When is Test-Time Training Valid?

A dependency analysis of three TTT strategies, from this discussion.

Each matrix shows which tokens influence each token's loss. Green = valid dependency (matches standard AR). Red = information leakage.

 
Valid dep Leakage No dep
Key insight: Case 3's dependency matrix is identical to Standard AR — per-document TTT is just another way of conditioning on context within each document. Cases 1 & 2 introduce cross-document or future-token dependencies that corrupt the evaluation.

Three cases

Here are 3 different instantiations of test-time training (TTT) I see for PRs in this repo, from least-to-most legitimate.

1: Train on val, then measure loss on val

def eval_ttt_cheat(model, val_tokens, num_epochs):
    for epoch in range(num_epochs):
        for batch in batches(val_tokens):
            sgd_step(model, loss(model, batch))
    return mean(loss(model, batch) for batch in batches(val_tokens))

No, not even close. This is literally training on test and obviously invalid. You could just init a large random model and train for many epochs and your loss will be 0.

2: TTT auto-regressively on token stream

def eval_ttt_token_stream(model, val_tokens, chunk_size, context_len):
    ttt_model = deepcopy(model)
    for ci, chunk in enumerate(chunks(val_tokens, chunk_size)):
        context = val_tokens[max(0, chunk.end - context_len) : chunk.end]
        loss_per_token = ttt_model(context)
        accumulate(loss_per_token[chunk.start_in_context:])
        sgd_step(ttt_model, mean(loss_per_token[chunk.start_in_context:]))
    return total_bpb()

Well, it depends on what the validation set is supposed to measure. The validation token stream in this competition is 50k documents from FineWeb concatenated together with BOS tokens starting each document. So, assuming we want to model the distribution of sequences in FineWeb, then the validation set is 50k samples from that underlying distribution. If the competition chose 10k documents or 100k documents, the expectation of the validation loss should not change: only the variance of the estimator.

However, if we train on the whole token stream: this is not the case — we have more training data for the 100k document case, so the loss will in expectation be lower. This is clearly broken and differs from the standard definition of what an eval set is, so this should not be allowed (I think it is under current rules). You could say that the point of this competition is to model this exact token sequence (50k docs) which would make this valid, but I think that is quite unnatural.

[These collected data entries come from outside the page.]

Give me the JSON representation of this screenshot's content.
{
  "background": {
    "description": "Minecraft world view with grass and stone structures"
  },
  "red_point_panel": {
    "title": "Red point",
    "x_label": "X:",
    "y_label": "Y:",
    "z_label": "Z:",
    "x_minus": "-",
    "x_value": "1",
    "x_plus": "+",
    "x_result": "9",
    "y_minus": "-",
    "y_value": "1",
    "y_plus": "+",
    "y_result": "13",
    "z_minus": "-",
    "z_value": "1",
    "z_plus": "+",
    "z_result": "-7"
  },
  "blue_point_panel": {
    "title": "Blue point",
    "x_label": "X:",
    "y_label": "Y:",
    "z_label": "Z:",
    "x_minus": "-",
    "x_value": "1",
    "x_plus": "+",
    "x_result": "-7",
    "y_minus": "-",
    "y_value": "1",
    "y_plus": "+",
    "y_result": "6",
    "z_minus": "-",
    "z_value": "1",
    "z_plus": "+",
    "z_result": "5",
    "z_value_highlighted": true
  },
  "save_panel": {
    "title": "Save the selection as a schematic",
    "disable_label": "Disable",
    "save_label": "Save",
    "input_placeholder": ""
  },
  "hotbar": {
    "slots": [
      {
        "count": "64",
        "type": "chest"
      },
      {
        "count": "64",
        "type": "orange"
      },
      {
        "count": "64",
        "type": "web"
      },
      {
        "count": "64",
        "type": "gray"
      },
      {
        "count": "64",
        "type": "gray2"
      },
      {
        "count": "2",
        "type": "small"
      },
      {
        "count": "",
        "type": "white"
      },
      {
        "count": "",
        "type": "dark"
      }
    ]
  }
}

Another way to see why this should be disallowed: imagine you were trying to measure your model's "emergent capability", so you make an eval set of 50k examples of something the model was not trained to do (let's say multiply numbers). Then, if you did token-stream TTT at inference time and your model got non-zero accuracy, you cannot say it is an "emergent phenomenon" but rather that your model can learn to multiply numbers when trained on thousands of examples. Token-stream TTT is identical to just continuing to train for 1-epoch on the eval set and reporting the mean loss (in the first epoch losses for each batch are losses before training on them).

3: TTT auto-regressively on each document, independently

def eval_ttt_docbased(model, val_tokens, chunk_size, context_len):
    for doc in split_at_BOS(val_tokens):
        eval_ttt_token_stream(model, doc, chunk_size, context_len)
    return total_bpb()

Yes! The dependency graph is identical to a non-TTT case: token i in document j is only dependent on tokens i'<i in document j: there is no dependency on tokens ahead (the problem of just training on test) and no dependency between documents (the problem of doing TTT on the whole sequence).

I think people get hung up on the fact that it is doing backprop at test-time: it is just another operator — no different than attending to tokens or updating some hidden state. If you attend to the label token: you are leaking the answer — it is the same for TTT. For example, see Energy-based Transformers: the entire inference procedure is backprop. Similarly, look at LLM test-time-training papers like End-to-End Test-Time Training for Long Context or Let's (not) just put things in Context: these papers all do case 3 here.

Other notes

"I've also noticed that people are doing TTT on multiple parts of the evaluation sequence in parallel (via DDP rank), justifying it by only assigning each 'doc' to one rank"

This is just an efficiency improvement. Assuming you follow case 3 outlined above (as in this PR), then parallelizing across documents is identical to doing eval over the token stream autoregressively (since each document is independent of other documents).

"How does TTT even make sense?"

Let me know if case 3 above (and referenced papers) clear it up. I agree the first two cases are incoherent.